Selain itu, Enggar yang menjadi pembicara dalam  seminar sawit sebagai pemberdayaan masyarakat di ibu kota Amerika Serikat itu juga menyebut, riset peneliti dari Institute of Farm Economics, von Thunen Institute, pada tahun 2010 menunjukkan bahwa biaya produksi per ton dari rapeseed berkisar 1000-1200 dolar AS/ton di Eropa Barat, biaya produksi soybean atau kedelai adalah 800 dolar/ton di AS serta 400 dolar/ton di Argentina dan Brazil, sedangkan biaya rata-rata produksi sawit 380 dolar/ton.

Sementara data dari Badan Pengelola Dana Sawit (BPDP) menyebutkan bahwa rapeseed dan soybean masing-masing hanya menghasilkan 0,69 ton per hektare dan 0,45 ton per hektare, sedangkan sawit diketahui dapat menghasilkan 3,85 ton per hektare.

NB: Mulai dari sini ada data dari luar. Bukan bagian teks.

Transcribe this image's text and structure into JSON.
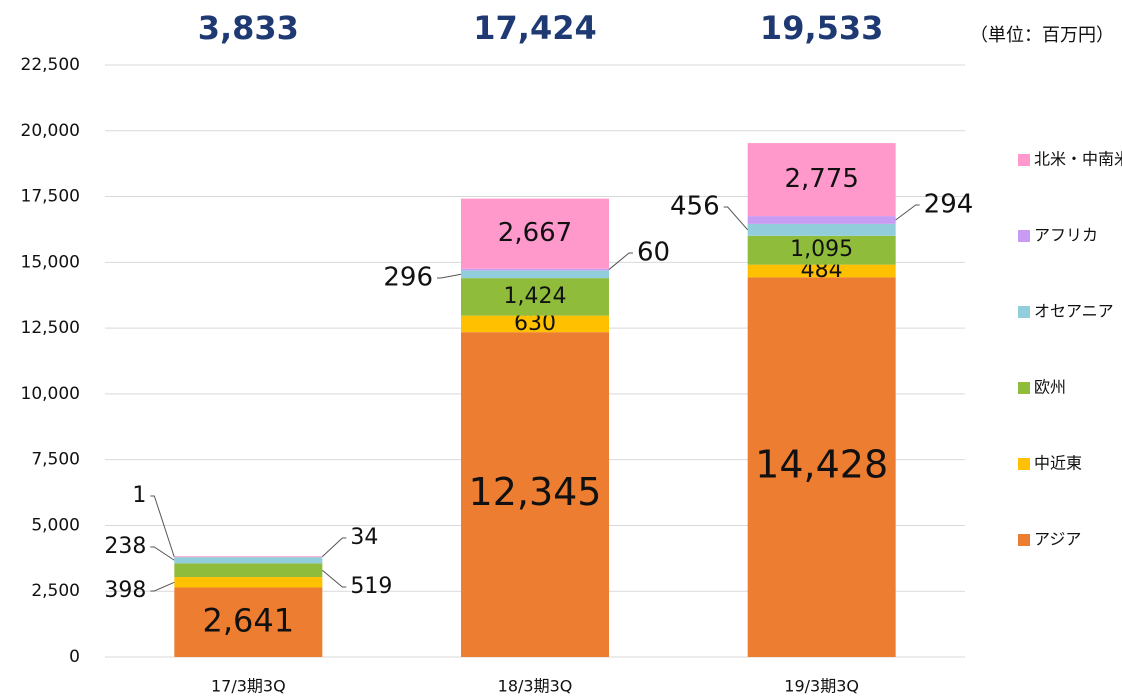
{
  "chart_data": {
    "type": "stacked_bar",
    "unit_label": "（単位：百万円）",
    "categories": [
      "17/3期3Q",
      "18/3期3Q",
      "19/3期3Q"
    ],
    "totals": [
      3833,
      17424,
      19533
    ],
    "total_labels": [
      "3,833",
      "17,424",
      "19,533"
    ],
    "series": [
      {
        "name": "アジア",
        "color": "#ed7d31",
        "values": [
          2641,
          12345,
          14428
        ],
        "value_labels": [
          "2,641",
          "12,345",
          "14,428"
        ]
      },
      {
        "name": "中近東",
        "color": "#ffc000",
        "values": [
          398,
          630,
          484
        ]
      },
      {
        "name": "欧州",
        "color": "#8fbc3b",
        "values": [
          519,
          1424,
          1095
        ],
        "value_labels": [
          "519",
          "1,424",
          "1,095"
        ]
      },
      {
        "name": "オセアニア",
        "color": "#92cddc",
        "values": [
          238,
          296,
          456
        ]
      },
      {
        "name": "アフリカ",
        "color": "#c89cf2",
        "values": [
          1,
          60,
          294
        ]
      },
      {
        "name": "北米・中南米",
        "color": "#ff99cc",
        "values": [
          34,
          2667,
          2775
        ],
        "value_labels": [
          "34",
          "2,667",
          "2,775"
        ]
      }
    ],
    "ylim": [
      0,
      22500
    ],
    "yticks": [
      0,
      {
        "value": 2500,
        "label": "2,500"
      },
      {
        "value": 5000,
        "label": "5,000"
      },
      {
        "value": 7500,
        "label": "7,500"
      },
      {
        "value": 10000,
        "label": "10,000"
      },
      {
        "value": 12500,
        "label": "12,500"
      },
      {
        "value": 15000,
        "label": "15,000"
      },
      {
        "value": 17500,
        "label": "17,500"
      },
      {
        "value": 20000,
        "label": "20,000"
      },
      {
        "value": 22500,
        "label": "22,500"
      }
    ],
    "grid": true,
    "legend": "right"
  }
}
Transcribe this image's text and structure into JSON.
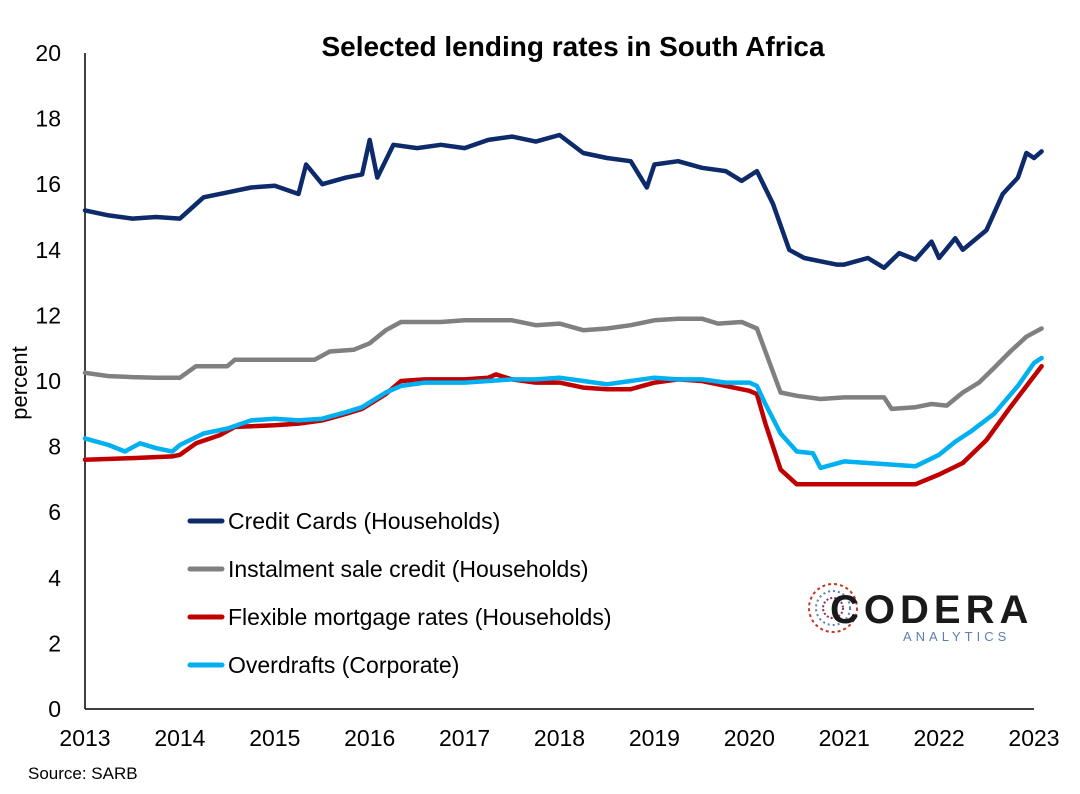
{
  "chart_data": {
    "type": "line",
    "title": "Selected lending rates in South Africa",
    "ylabel": "percent",
    "xlabel": "",
    "ylim": [
      0,
      20
    ],
    "xlim": [
      2013,
      2023
    ],
    "y_ticks": [
      "0",
      "2",
      "4",
      "6",
      "8",
      "10",
      "12",
      "14",
      "16",
      "18",
      "20"
    ],
    "x_ticks": [
      "2013",
      "2014",
      "2015",
      "2016",
      "2017",
      "2018",
      "2019",
      "2020",
      "2021",
      "2022",
      "2023"
    ],
    "grid": false,
    "legend_position": "bottom-left",
    "source": "Source: SARB",
    "series": [
      {
        "name": "Credit Cards (Households)",
        "color": "#0d2a6b",
        "points": [
          [
            2013.0,
            15.2
          ],
          [
            2013.25,
            15.05
          ],
          [
            2013.5,
            14.95
          ],
          [
            2013.75,
            15.0
          ],
          [
            2014.0,
            14.95
          ],
          [
            2014.25,
            15.6
          ],
          [
            2014.5,
            15.75
          ],
          [
            2014.75,
            15.9
          ],
          [
            2015.0,
            15.95
          ],
          [
            2015.25,
            15.7
          ],
          [
            2015.33,
            16.6
          ],
          [
            2015.5,
            16.0
          ],
          [
            2015.75,
            16.2
          ],
          [
            2015.92,
            16.3
          ],
          [
            2016.0,
            17.35
          ],
          [
            2016.08,
            16.2
          ],
          [
            2016.25,
            17.2
          ],
          [
            2016.5,
            17.1
          ],
          [
            2016.75,
            17.2
          ],
          [
            2017.0,
            17.1
          ],
          [
            2017.25,
            17.35
          ],
          [
            2017.5,
            17.45
          ],
          [
            2017.75,
            17.3
          ],
          [
            2018.0,
            17.5
          ],
          [
            2018.25,
            16.95
          ],
          [
            2018.5,
            16.8
          ],
          [
            2018.75,
            16.7
          ],
          [
            2018.92,
            15.9
          ],
          [
            2019.0,
            16.6
          ],
          [
            2019.25,
            16.7
          ],
          [
            2019.5,
            16.5
          ],
          [
            2019.75,
            16.4
          ],
          [
            2019.92,
            16.1
          ],
          [
            2020.08,
            16.4
          ],
          [
            2020.25,
            15.4
          ],
          [
            2020.42,
            14.0
          ],
          [
            2020.58,
            13.75
          ],
          [
            2020.75,
            13.65
          ],
          [
            2020.92,
            13.55
          ],
          [
            2021.0,
            13.55
          ],
          [
            2021.25,
            13.75
          ],
          [
            2021.42,
            13.45
          ],
          [
            2021.58,
            13.9
          ],
          [
            2021.75,
            13.7
          ],
          [
            2021.92,
            14.25
          ],
          [
            2022.0,
            13.75
          ],
          [
            2022.17,
            14.35
          ],
          [
            2022.25,
            14.0
          ],
          [
            2022.5,
            14.6
          ],
          [
            2022.67,
            15.7
          ],
          [
            2022.83,
            16.2
          ],
          [
            2022.92,
            16.95
          ],
          [
            2023.0,
            16.8
          ],
          [
            2023.08,
            17.0
          ]
        ]
      },
      {
        "name": "Instalment sale credit (Households)",
        "color": "#808080",
        "points": [
          [
            2013.0,
            10.25
          ],
          [
            2013.25,
            10.15
          ],
          [
            2013.5,
            10.12
          ],
          [
            2013.75,
            10.1
          ],
          [
            2014.0,
            10.1
          ],
          [
            2014.17,
            10.45
          ],
          [
            2014.5,
            10.45
          ],
          [
            2014.58,
            10.65
          ],
          [
            2014.75,
            10.65
          ],
          [
            2015.0,
            10.65
          ],
          [
            2015.42,
            10.65
          ],
          [
            2015.58,
            10.9
          ],
          [
            2015.83,
            10.95
          ],
          [
            2016.0,
            11.15
          ],
          [
            2016.17,
            11.55
          ],
          [
            2016.33,
            11.8
          ],
          [
            2016.75,
            11.8
          ],
          [
            2017.0,
            11.85
          ],
          [
            2017.5,
            11.85
          ],
          [
            2017.75,
            11.7
          ],
          [
            2018.0,
            11.75
          ],
          [
            2018.25,
            11.55
          ],
          [
            2018.5,
            11.6
          ],
          [
            2018.75,
            11.7
          ],
          [
            2019.0,
            11.85
          ],
          [
            2019.25,
            11.9
          ],
          [
            2019.5,
            11.9
          ],
          [
            2019.67,
            11.75
          ],
          [
            2019.92,
            11.8
          ],
          [
            2020.08,
            11.6
          ],
          [
            2020.17,
            10.9
          ],
          [
            2020.33,
            9.65
          ],
          [
            2020.5,
            9.55
          ],
          [
            2020.75,
            9.45
          ],
          [
            2021.0,
            9.5
          ],
          [
            2021.25,
            9.5
          ],
          [
            2021.42,
            9.5
          ],
          [
            2021.5,
            9.15
          ],
          [
            2021.75,
            9.2
          ],
          [
            2021.92,
            9.3
          ],
          [
            2022.08,
            9.25
          ],
          [
            2022.25,
            9.65
          ],
          [
            2022.42,
            9.95
          ],
          [
            2022.58,
            10.4
          ],
          [
            2022.75,
            10.9
          ],
          [
            2022.92,
            11.35
          ],
          [
            2023.08,
            11.6
          ]
        ]
      },
      {
        "name": "Flexible mortgage rates (Households)",
        "color": "#c00000",
        "points": [
          [
            2013.0,
            7.6
          ],
          [
            2013.5,
            7.65
          ],
          [
            2013.92,
            7.7
          ],
          [
            2014.0,
            7.75
          ],
          [
            2014.17,
            8.1
          ],
          [
            2014.42,
            8.35
          ],
          [
            2014.58,
            8.6
          ],
          [
            2015.0,
            8.65
          ],
          [
            2015.25,
            8.7
          ],
          [
            2015.5,
            8.8
          ],
          [
            2015.75,
            9.0
          ],
          [
            2015.92,
            9.15
          ],
          [
            2016.17,
            9.6
          ],
          [
            2016.33,
            10.0
          ],
          [
            2016.58,
            10.05
          ],
          [
            2017.0,
            10.05
          ],
          [
            2017.25,
            10.1
          ],
          [
            2017.33,
            10.2
          ],
          [
            2017.5,
            10.05
          ],
          [
            2017.75,
            9.95
          ],
          [
            2018.0,
            9.95
          ],
          [
            2018.25,
            9.8
          ],
          [
            2018.5,
            9.75
          ],
          [
            2018.75,
            9.75
          ],
          [
            2019.0,
            9.95
          ],
          [
            2019.25,
            10.05
          ],
          [
            2019.5,
            10.0
          ],
          [
            2019.75,
            9.85
          ],
          [
            2020.0,
            9.7
          ],
          [
            2020.08,
            9.6
          ],
          [
            2020.17,
            8.7
          ],
          [
            2020.33,
            7.3
          ],
          [
            2020.5,
            6.85
          ],
          [
            2021.0,
            6.85
          ],
          [
            2021.5,
            6.85
          ],
          [
            2021.75,
            6.85
          ],
          [
            2022.0,
            7.15
          ],
          [
            2022.25,
            7.5
          ],
          [
            2022.5,
            8.2
          ],
          [
            2022.75,
            9.2
          ],
          [
            2023.08,
            10.45
          ]
        ]
      },
      {
        "name": "Overdrafts (Corporate)",
        "color": "#00b0f0",
        "points": [
          [
            2013.0,
            8.25
          ],
          [
            2013.25,
            8.05
          ],
          [
            2013.42,
            7.85
          ],
          [
            2013.58,
            8.1
          ],
          [
            2013.75,
            7.95
          ],
          [
            2013.92,
            7.85
          ],
          [
            2014.0,
            8.05
          ],
          [
            2014.25,
            8.4
          ],
          [
            2014.5,
            8.55
          ],
          [
            2014.75,
            8.8
          ],
          [
            2015.0,
            8.85
          ],
          [
            2015.25,
            8.8
          ],
          [
            2015.5,
            8.85
          ],
          [
            2015.75,
            9.05
          ],
          [
            2015.92,
            9.2
          ],
          [
            2016.17,
            9.65
          ],
          [
            2016.33,
            9.85
          ],
          [
            2016.58,
            9.95
          ],
          [
            2016.83,
            9.95
          ],
          [
            2017.0,
            9.95
          ],
          [
            2017.25,
            10.0
          ],
          [
            2017.5,
            10.05
          ],
          [
            2017.75,
            10.05
          ],
          [
            2018.0,
            10.1
          ],
          [
            2018.25,
            10.0
          ],
          [
            2018.5,
            9.9
          ],
          [
            2018.75,
            10.0
          ],
          [
            2019.0,
            10.1
          ],
          [
            2019.25,
            10.05
          ],
          [
            2019.5,
            10.05
          ],
          [
            2019.75,
            9.95
          ],
          [
            2020.0,
            9.95
          ],
          [
            2020.08,
            9.85
          ],
          [
            2020.17,
            9.3
          ],
          [
            2020.33,
            8.4
          ],
          [
            2020.5,
            7.85
          ],
          [
            2020.67,
            7.8
          ],
          [
            2020.75,
            7.35
          ],
          [
            2021.0,
            7.55
          ],
          [
            2021.25,
            7.5
          ],
          [
            2021.5,
            7.45
          ],
          [
            2021.75,
            7.4
          ],
          [
            2022.0,
            7.75
          ],
          [
            2022.17,
            8.15
          ],
          [
            2022.33,
            8.45
          ],
          [
            2022.58,
            9.0
          ],
          [
            2022.83,
            9.85
          ],
          [
            2023.0,
            10.55
          ],
          [
            2023.08,
            10.7
          ]
        ]
      }
    ]
  },
  "logo": {
    "word": "CODERA",
    "sub": "ANALYTICS"
  }
}
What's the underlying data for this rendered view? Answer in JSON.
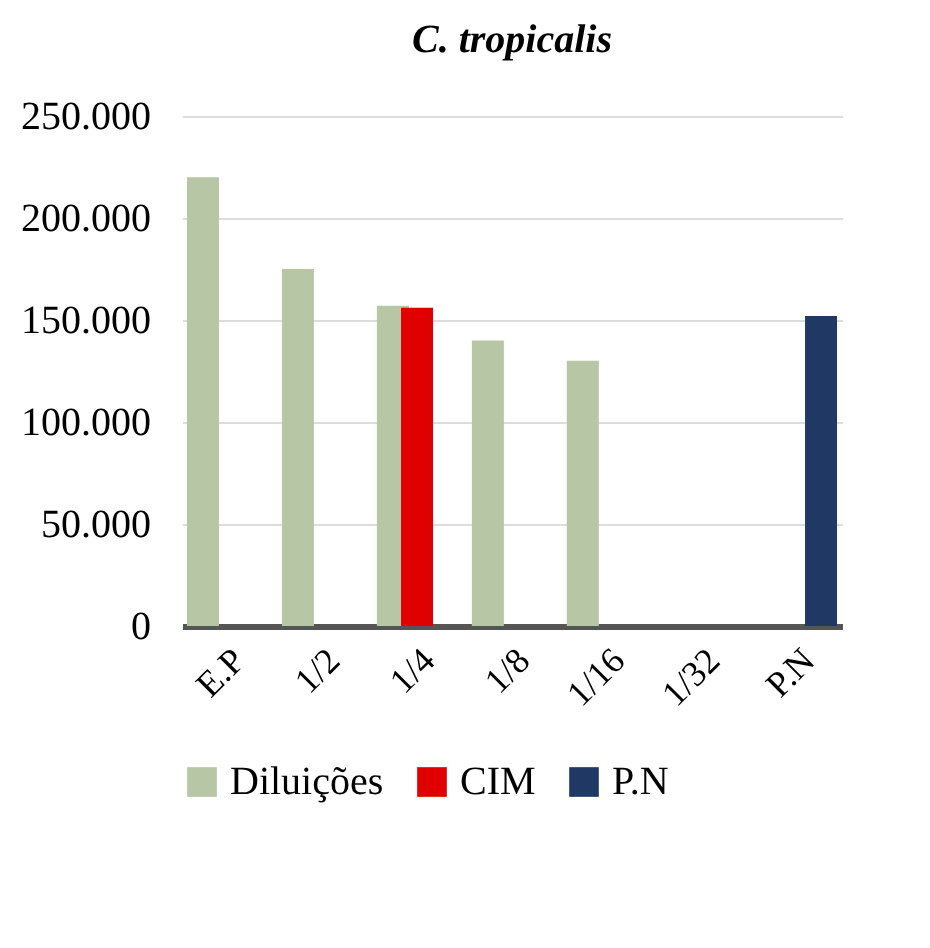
{
  "chart_data": {
    "type": "bar",
    "title": "C. tropicalis",
    "categories": [
      "E.P",
      "1/2",
      "1/4",
      "1/8",
      "1/16",
      "1/32",
      "P.N"
    ],
    "series": [
      {
        "name": "Diluições",
        "color": "#b7c6a4",
        "values": [
          220000,
          175000,
          157000,
          140000,
          130000,
          null,
          null
        ]
      },
      {
        "name": "CIM",
        "color": "#e00000",
        "values": [
          null,
          null,
          156000,
          null,
          null,
          null,
          null
        ]
      },
      {
        "name": "P.N",
        "color": "#1f3864",
        "values": [
          null,
          null,
          null,
          null,
          null,
          null,
          152000
        ]
      }
    ],
    "ylim": [
      0,
      250000
    ],
    "yticks": [
      {
        "value": 0,
        "label": "0"
      },
      {
        "value": 50000,
        "label": "50.000"
      },
      {
        "value": 100000,
        "label": "100.000"
      },
      {
        "value": 150000,
        "label": "150.000"
      },
      {
        "value": 200000,
        "label": "200.000"
      },
      {
        "value": 250000,
        "label": "250.000"
      }
    ],
    "grid": "y",
    "legend": "bottom"
  }
}
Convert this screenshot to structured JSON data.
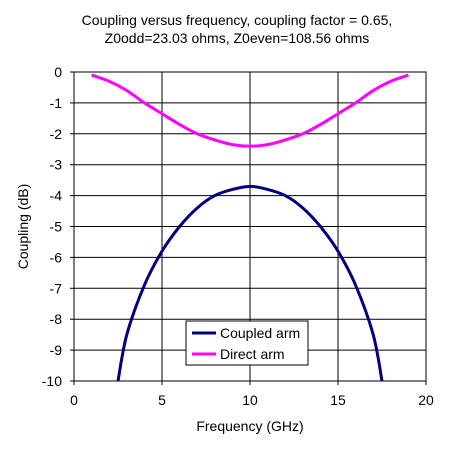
{
  "chart_data": {
    "type": "line",
    "title_line1": "Coupling versus frequency, coupling factor = 0.65,",
    "title_line2": "Z0odd=23.03 ohms, Z0even=108.56 ohms",
    "xlabel": "Frequency (GHz)",
    "ylabel": "Coupling (dB)",
    "xlim": [
      0,
      20
    ],
    "ylim": [
      -10,
      0
    ],
    "xticks": [
      "0",
      "5",
      "10",
      "15",
      "20"
    ],
    "yticks": [
      "0",
      "-1",
      "-2",
      "-3",
      "-4",
      "-5",
      "-6",
      "-7",
      "-8",
      "-9",
      "-10"
    ],
    "grid": "vertical and horizontal major gridlines",
    "legend_position": "bottom-center",
    "series": [
      {
        "name": "Coupled arm",
        "color": "#000080",
        "x": [
          2.5,
          3,
          4,
          5,
          6,
          7,
          8,
          9,
          10,
          11,
          12,
          13,
          14,
          15,
          16,
          17,
          17.5
        ],
        "y": [
          -10.0,
          -8.5,
          -6.9,
          -5.8,
          -5.0,
          -4.4,
          -4.0,
          -3.8,
          -3.7,
          -3.8,
          -4.0,
          -4.4,
          -5.0,
          -5.8,
          -6.9,
          -8.5,
          -10.0
        ]
      },
      {
        "name": "Direct arm",
        "color": "#FF00FF",
        "x": [
          1,
          2,
          3,
          4,
          5,
          6,
          7,
          8,
          9,
          10,
          11,
          12,
          13,
          14,
          15,
          16,
          17,
          18,
          19
        ],
        "y": [
          -0.1,
          -0.3,
          -0.6,
          -1.0,
          -1.35,
          -1.7,
          -2.0,
          -2.2,
          -2.35,
          -2.4,
          -2.35,
          -2.2,
          -2.0,
          -1.7,
          -1.35,
          -1.0,
          -0.6,
          -0.3,
          -0.1
        ]
      }
    ]
  }
}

Sebagaimana diwartakan, berbagai kalangan mengungkapkan minyak sawit memiliki potensi yang besar untuk terus dikembangkan sebagai bioenergi atau bahan bakar cair di Indonesia.

Ketua Umum Ikatan Ahli Biofuel Indonesia (IKABI), Dr. Tatang Hernas S dalam diskusi "Sawit Bagi Negeri" di Jakarta, Rabu (9/1), menyatakan keberadaan minyak sawit sangat potensial untuk dikembangkan sebagai bahan bakar minyak cair, oleh karena itu keberadaan komoditas perkebunan itu harus terus didukung oleh semua pihak.  "Potensi minyak sawit sebagai bahan bakar minyak cair, sangat besar peluangnya untuk terus dikembangkan di Indonesia," katanya.

 Senada dengan itu peneliti Badan Pengkajian dan Penerapan Teknologi (BPPT), Agus Kismanto, menyatakan bioenergi berbahan baku minyak sawit sangat potensial untuk terus dikembangkan sebagai bioenergi.

 Sebab itu, lanjutnya, penggunaan minyak sawit sebagai bioenergi, harus terus didorong, supaya menjadi sumber energi hijau dan terbarukan.

  Terkait hal itu, Ketua Umum Gabungan Pengusaha Kelapa Sawit Indonesia (GAPKI), Joko Supriyono menyatakan  keberadaan minyak sawit terus memberikan kontribusi besar bagi negara dan masyarakat, salah satunya melalui pengembangan industri turunan minyak sawit sebagai bioenergi, yang juga menguntungkan secara lingkungan. "Minyak sawit harus terus dikembangkan, supaya memberikan banyak keuntungan bagi pendapatan negara, sosial masyarakat dan lingkungan yang lebih baik," katanya.